2. En l'espèce, il résulte de l'instruction que M. A a été admis au service des urgences du CHUM, le 15 septembre 2020, après avoir reçu une branche d'arbre au visage. Il expose avoir été autorisé à rentrer chez lui quelques heures plus tard sans avoir bénéficié d'une radiographie ou d'un scanner. Par la suite, il indique avoir ressenti une gêne persistante au niveau du nez et a été reçu en consultation le 18 septembre 2020 au service ORL de l'hôpital Louis Mourier de Colombes (92700), où une fracture des os propres du nez et de la cloison nasale a été diagnostiquée et il a été opéré le 22 septembre suivant. Depuis, il soutient subir une réduction de sa ventilation nasale qui nécessite d'être appareillé pour dormir. Par la présente requête, M. A doit être regardé comme demandant au tribunal de condamner le centre hospitalier universitaire de Martinique (CHUM) à l'indemniser des préjudices consécutifs à sa prise en charge aux urgences de l'établissement le 15 septembre 2020.

3. A l'appui de sa requête, M. A se borne à soutenir que le CHUM a commis une erreur de diagnostic du fait de l'absence de radiographie ou de scanner. Toutefois, par courrier du 25 octobre 2024, en réponse à sa demande préalable, le CHUM a indiqué au requérant que sa prise en charge a été conforme aux règles de l'art au motif que, selon les recommandations de la société française de médecine d'urgence, une radiographie n'est pas nécessaire en cas de suspicion de fracture simple des os nasaux. A ce titre, le CHUM expose que, lors de sa prise en charge, le requérant présentait une fracture simple sans lésion des organes de voisinage, comme en atteste le scanner réalisé le 18 septembre suivant qui a confirmé qu'aucune fracture grave n'a été diagnostiquée, ne nécessitant ainsi pas de radiographie ou de scanner lors de la prise en charge initiale. L'absence d'imagerie n'a donc pas compromis la prise en charge secondaire. De plus, l'établissement indique qu'il n'y a pas de relation d'imputabilité entre la prise en charge du 15 septembre 2020 et les séquelles respiratoires subies mais que celles-ci sont liées aux conséquences du traumatisme initial. A cet égard, le CHUM précise, en s'appuyant également sur les recommandations de la société française de médecine d'urgence, que le délai de la prise en charge secondaire n'a pas aggravé la fracture et n'a pas impacté son évolution, en l'absence de déplacement majeur avec luxation totale de la cloison, la réduction de la fracture des os nasaux pouvant être différée, comme en l'espèce, de quelques jours.
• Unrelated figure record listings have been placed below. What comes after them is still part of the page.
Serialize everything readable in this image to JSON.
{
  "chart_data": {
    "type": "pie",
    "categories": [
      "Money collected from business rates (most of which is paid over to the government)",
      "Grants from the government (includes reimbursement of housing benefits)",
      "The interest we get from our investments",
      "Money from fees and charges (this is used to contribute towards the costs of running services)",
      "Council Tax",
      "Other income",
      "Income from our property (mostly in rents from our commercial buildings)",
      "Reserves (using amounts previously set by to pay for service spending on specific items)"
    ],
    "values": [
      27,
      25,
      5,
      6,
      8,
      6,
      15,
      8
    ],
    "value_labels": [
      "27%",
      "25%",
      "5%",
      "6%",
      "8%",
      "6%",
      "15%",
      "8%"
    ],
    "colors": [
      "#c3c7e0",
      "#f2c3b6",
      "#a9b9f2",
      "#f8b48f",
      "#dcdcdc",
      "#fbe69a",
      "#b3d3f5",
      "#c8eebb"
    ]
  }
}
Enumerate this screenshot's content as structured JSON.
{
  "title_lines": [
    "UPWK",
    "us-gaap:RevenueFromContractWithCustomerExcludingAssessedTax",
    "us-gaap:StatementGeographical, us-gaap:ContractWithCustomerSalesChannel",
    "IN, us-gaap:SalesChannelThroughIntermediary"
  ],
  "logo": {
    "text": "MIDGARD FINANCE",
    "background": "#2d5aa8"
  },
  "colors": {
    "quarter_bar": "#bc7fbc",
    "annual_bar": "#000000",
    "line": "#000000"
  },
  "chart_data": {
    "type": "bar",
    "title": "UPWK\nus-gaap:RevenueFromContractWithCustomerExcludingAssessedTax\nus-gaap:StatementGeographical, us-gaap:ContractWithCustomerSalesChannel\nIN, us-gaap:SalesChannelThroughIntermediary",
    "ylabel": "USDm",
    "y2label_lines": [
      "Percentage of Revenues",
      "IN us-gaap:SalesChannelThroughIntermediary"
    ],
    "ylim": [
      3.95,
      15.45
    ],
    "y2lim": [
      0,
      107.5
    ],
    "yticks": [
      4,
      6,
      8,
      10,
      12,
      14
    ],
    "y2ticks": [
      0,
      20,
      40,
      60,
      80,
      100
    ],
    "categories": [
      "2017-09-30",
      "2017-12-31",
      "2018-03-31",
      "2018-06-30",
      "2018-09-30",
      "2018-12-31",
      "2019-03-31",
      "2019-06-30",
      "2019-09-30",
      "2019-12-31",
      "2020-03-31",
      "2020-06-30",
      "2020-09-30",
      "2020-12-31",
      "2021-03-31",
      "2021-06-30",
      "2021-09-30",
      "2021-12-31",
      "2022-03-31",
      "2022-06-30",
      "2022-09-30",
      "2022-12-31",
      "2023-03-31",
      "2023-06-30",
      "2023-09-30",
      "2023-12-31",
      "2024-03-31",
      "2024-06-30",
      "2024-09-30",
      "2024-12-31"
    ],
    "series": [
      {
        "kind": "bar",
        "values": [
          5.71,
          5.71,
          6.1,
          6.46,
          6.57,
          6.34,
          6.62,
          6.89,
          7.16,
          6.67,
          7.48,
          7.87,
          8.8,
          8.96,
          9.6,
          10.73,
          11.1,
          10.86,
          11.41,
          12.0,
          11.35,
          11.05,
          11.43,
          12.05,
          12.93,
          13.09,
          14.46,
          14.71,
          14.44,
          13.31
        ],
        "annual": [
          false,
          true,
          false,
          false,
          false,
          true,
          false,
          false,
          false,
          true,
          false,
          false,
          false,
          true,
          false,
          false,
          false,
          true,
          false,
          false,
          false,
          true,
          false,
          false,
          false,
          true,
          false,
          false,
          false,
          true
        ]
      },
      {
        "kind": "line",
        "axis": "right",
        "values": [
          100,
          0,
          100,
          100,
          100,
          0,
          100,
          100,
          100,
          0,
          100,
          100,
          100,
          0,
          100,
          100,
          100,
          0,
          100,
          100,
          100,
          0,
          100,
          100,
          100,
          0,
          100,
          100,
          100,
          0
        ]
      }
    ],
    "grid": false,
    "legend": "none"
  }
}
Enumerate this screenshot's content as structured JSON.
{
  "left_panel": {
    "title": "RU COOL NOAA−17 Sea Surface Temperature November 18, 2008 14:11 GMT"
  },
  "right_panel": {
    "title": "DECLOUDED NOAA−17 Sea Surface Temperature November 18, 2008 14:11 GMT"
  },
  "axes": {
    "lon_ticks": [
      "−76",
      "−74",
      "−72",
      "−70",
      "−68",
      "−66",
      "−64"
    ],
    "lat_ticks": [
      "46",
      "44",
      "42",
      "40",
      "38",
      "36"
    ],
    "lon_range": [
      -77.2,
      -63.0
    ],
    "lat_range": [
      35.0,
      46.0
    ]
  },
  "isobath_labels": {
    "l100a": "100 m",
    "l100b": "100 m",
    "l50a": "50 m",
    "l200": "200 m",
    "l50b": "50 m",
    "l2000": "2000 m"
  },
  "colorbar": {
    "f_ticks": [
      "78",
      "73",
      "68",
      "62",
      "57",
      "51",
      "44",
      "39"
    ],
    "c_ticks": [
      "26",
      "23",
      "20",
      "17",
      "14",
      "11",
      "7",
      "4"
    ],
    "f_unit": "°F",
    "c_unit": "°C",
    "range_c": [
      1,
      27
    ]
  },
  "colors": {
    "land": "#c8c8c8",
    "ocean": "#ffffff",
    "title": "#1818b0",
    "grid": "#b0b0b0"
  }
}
Dans ces conditions, alors que le requérant n'apporte aucun élément permettant de caractériser une faute dans la prise en charge du 15 septembre 2020 révélée par le scanner du 18 septembre suivant, le moyen tiré de ce que le centre hospitalier aurait commis une erreur de diagnostic lors de la prise en charge n'est manifestement pas assorti des précisions permettant d'en apprécier le bien-fondé.

4. Il résulte de ce qui précède que la requête de M. A doit être rejetée en application des dispositions du 7° de l'article R. 222-1 du code de justice administrative.

O R D O N N E :

Article 1er : La requête de M. A est rejetée.

Article 2 : La présente ordonnance sera notifiée M. B A.

Fait à Schœlcher, le 13 février 2025.

Le président,

J-M. Laso

La république mande et ordonne au préfet de la Martinique en ce qui le concerne ou à tous commissaires de justice à ce requis en ce qui concerne les voies de droit commun contre les parties privées, de pourvoir à l'exécution de la présente décision.